UPDATED 21:06 EST / MARCH 01 2020

SECURITY

Railroad firm Railworks hit by ransomware and employee data stolen

Railroad construction and maintenance firm Railworks Corp. has disclosed a ransomware attack that may have also resulted in the breach of personally identifiable information.

The attack took place on Jan. 27 and email notifications were sent to those affected by the attack between Jan. 30 and Feb. 7. Data potentially stolen in the attack included names, addresses, driver license numbers, government-issued IDs, Social Security numbers, dates of birth and other employee information. Those affected were employees, family members and independent contractors.

Details of how the attack took place are somewhat vague. Railworks said it involved a “sophisticated cyberattack in which an unauthorized third party encrypted its servers and systems.” No information was provided as to whether any Railwork projects or services were shut down or otherwise affected by the attack.

The company is offering those affected free credit monitoring services for 12 months, though it noted that it has no evidence thus far that the information that was stolen had been misused.

Railworks has 3,500 employees in 45 states across the U.S. and Canada and currently manages contracts worth $3 billion. Notable projects managed by the company included the New Orleans’ new streetcar line, the JFK Airport AirTrain upgrade and various other projects in New York. Potentially the number of people affected by the data breach, including contractors could be in the tens of thousands.

James McQuiggan, security awareness advocate at security awareness training firm KnowBe4 Inc., told SiliconANGLE that organizations take a high risk when they don’t implement proper security measures to protect their intellectual property, personal information or other sensitive information.

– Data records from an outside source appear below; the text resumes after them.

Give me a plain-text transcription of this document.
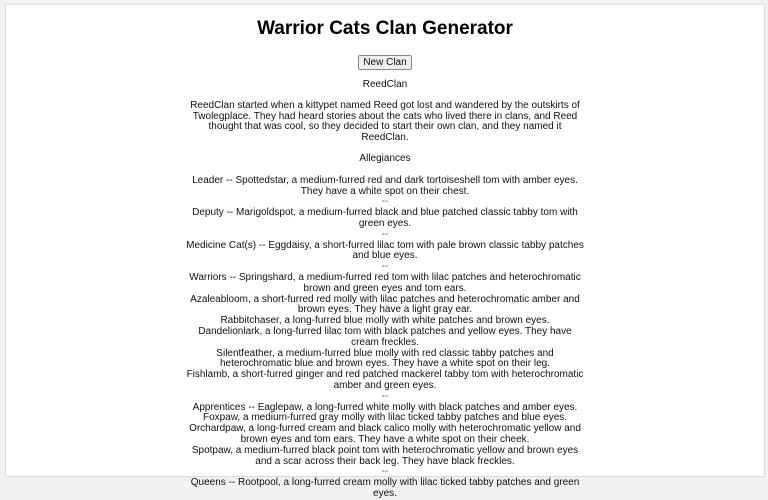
Warrior Cats Clan Generator
New Clan
ReedClan
ReedClan started when a kittypet named Reed got lost and wandered by the outskirts of Twolegplace. They had heard stories about the cats who lived there in clans, and Reed thought that was cool, so they decided to start their own clan, and they named it ReedClan.
Allegiances
Leader -- Spottedstar, a medium-furred red and dark tortoiseshell tom with amber eyes. They have a white spot on their chest.
--
Deputy -- Marigoldspot, a medium-furred black and blue patched classic tabby tom with green eyes.
--
Medicine Cat(s) -- Eggdaisy, a short-furred lilac tom with pale brown classic tabby patches and blue eyes.
--
Warriors -- Springshard, a medium-furred red tom with lilac patches and heterochromatic brown and green eyes and tom ears.
Azaleabloom, a short-furred red molly with lilac patches and heterochromatic amber and brown eyes. They have a light gray ear.
Rabbitchaser, a long-furred blue molly with white patches and brown eyes.
Dandelionlark, a long-furred lilac tom with black patches and yellow eyes. They have cream freckles.
Silentfeather, a medium-furred blue molly with red classic tabby patches and heterochromatic blue and brown eyes. They have a white spot on their leg.
Fishlamb, a short-furred ginger and red patched mackerel tabby tom with heterochromatic amber and green eyes.
--
Apprentices -- Eaglepaw, a long-furred white molly with black patches and amber eyes.
Foxpaw, a medium-furred gray molly with lilac ticked tabby patches and blue eyes.
Orchardpaw, a long-furred cream and black calico molly with heterochromatic yellow and brown eyes and tom ears. They have a white spot on their cheek.
Spotpaw, a medium-furred black point tom with heterochromatic yellow and brown eyes and a scar across their back leg. They have black freckles.
--
Queens -- Rootpool, a long-furred cream molly with lilac ticked tabby patches and green eyes.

“In similar cases organizations provide free credit monitoring, which in turn requires the folks to provide the same sensitive information that was taken to a third party that will monitor their identity and social security numbers for only one year,” he said. “The money that organizations spend on monitoring services post-breach would have been better spent on educating and training their employees on social engineering scams or the folks responsible for securing infrastructure, applications or data.”